Well Done – Obama and the Nobel Prize

When I think of Obama winning the Nobel Peace Prize, for which, after all, he didn’t audition, I think about that photograph of him with his feet up on a desk, and there’s a hole in one very worn shoe. This is someone who has stood up for himself and for the good of the human group for a long time, even though he’s still relatively young. I personally think all prizes are risky, they often come with strings, even if a “string” is just other people’s freedom to tell you how much you didn’t deserve to win. But this one is a timely confirmation of Obama’s dogged faith in humanity and more particularly, in Americans: that if talked to as if we have sense, we will, possibly, act sensibly. The Prize recognizes that we are at long last being guided by someone who deeply cares for us, wants us to have peace (though how to achieve it will take everyone’s best behavior and thought and a bit less blaming of the recently elected Commander) and who is, as he has stated, “not naive” about the politics of the world we live in and the frightening war machinery he has inherited.

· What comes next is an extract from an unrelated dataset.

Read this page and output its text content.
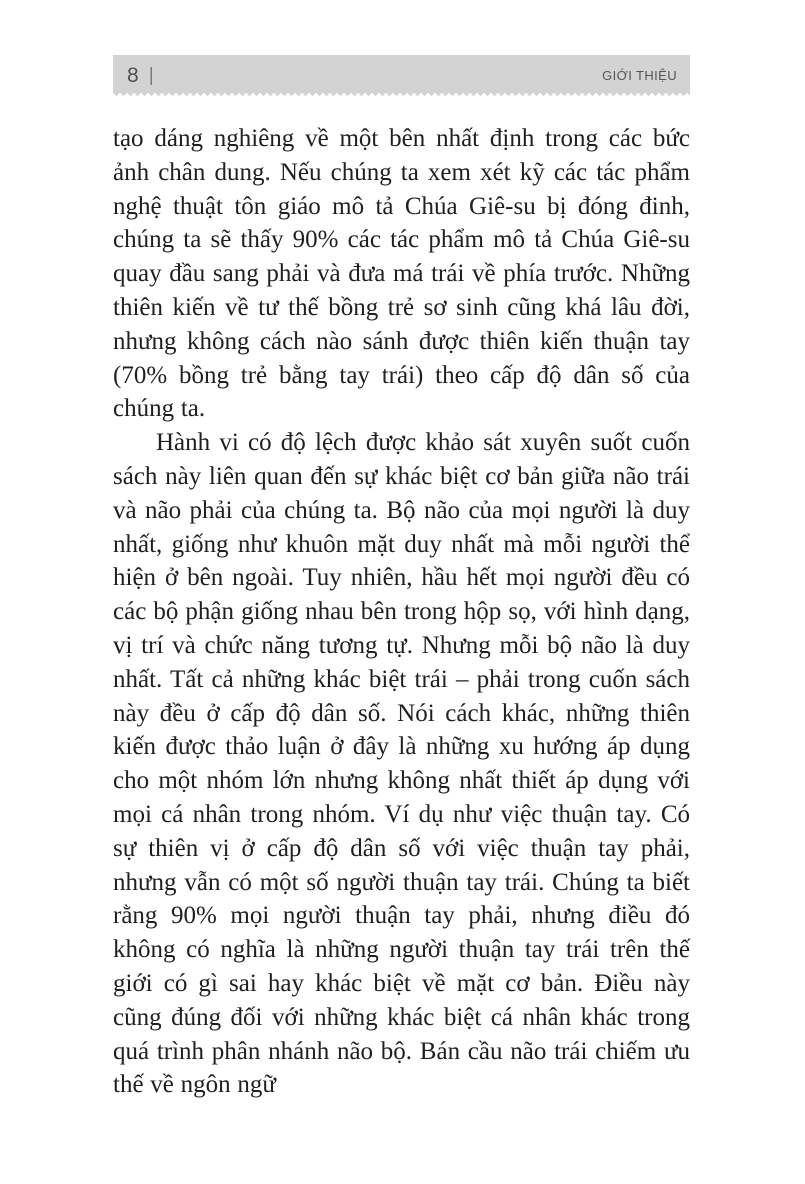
8 |	GIỚI THIỆU

tạo dáng nghiêng về một bên nhất định trong các bức ảnh chân dung. Nếu chúng ta xem xét kỹ các tác phẩm nghệ thuật tôn giáo mô tả Chúa Giê-su bị đóng đinh, chúng ta sẽ thấy 90% các tác phẩm mô tả Chúa Giê-su quay đầu sang phải và đưa má trái về phía trước. Những thiên kiến về tư thế bồng trẻ sơ sinh cũng khá lâu đời, nhưng không cách nào sánh được thiên kiến thuận tay (70% bồng trẻ bằng tay trái) theo cấp độ dân số của chúng ta.

Hành vi có độ lệch được khảo sát xuyên suốt cuốn sách này liên quan đến sự khác biệt cơ bản giữa não trái và não phải của chúng ta. Bộ não của mọi người là duy nhất, giống như khuôn mặt duy nhất mà mỗi người thể hiện ở bên ngoài. Tuy nhiên, hầu hết mọi người đều có các bộ phận giống nhau bên trong hộp sọ, với hình dạng, vị trí và chức năng tương tự. Nhưng mỗi bộ não là duy nhất. Tất cả những khác biệt trái – phải trong cuốn sách này đều ở cấp độ dân số. Nói cách khác, những thiên kiến được thảo luận ở đây là những xu hướng áp dụng cho một nhóm lớn nhưng không nhất thiết áp dụng với mọi cá nhân trong nhóm. Ví dụ như việc thuận tay. Có sự thiên vị ở cấp độ dân số với việc thuận tay phải, nhưng vẫn có một số người thuận tay trái. Chúng ta biết rằng 90% mọi người thuận tay phải, nhưng điều đó không có nghĩa là những người thuận tay trái trên thế giới có gì sai hay khác biệt về mặt cơ bản. Điều này cũng đúng đối với những khác biệt cá nhân khác trong quá trình phân nhánh não bộ. Bán cầu não trái chiếm ưu thế về ngôn ngữ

It’s healthy, I think, to face the reality that, having built so much war technology, our military may well be unable as well as disinclined to refrain from using it. War is big business, and, as one of our former presidents put it: the business of America is business. Still, the Nobel Peace Prize is confirmation that one’s peaceful intentions have been noted, and, as well, in Obama’s case, the deep inner peace that appears to be his very nature.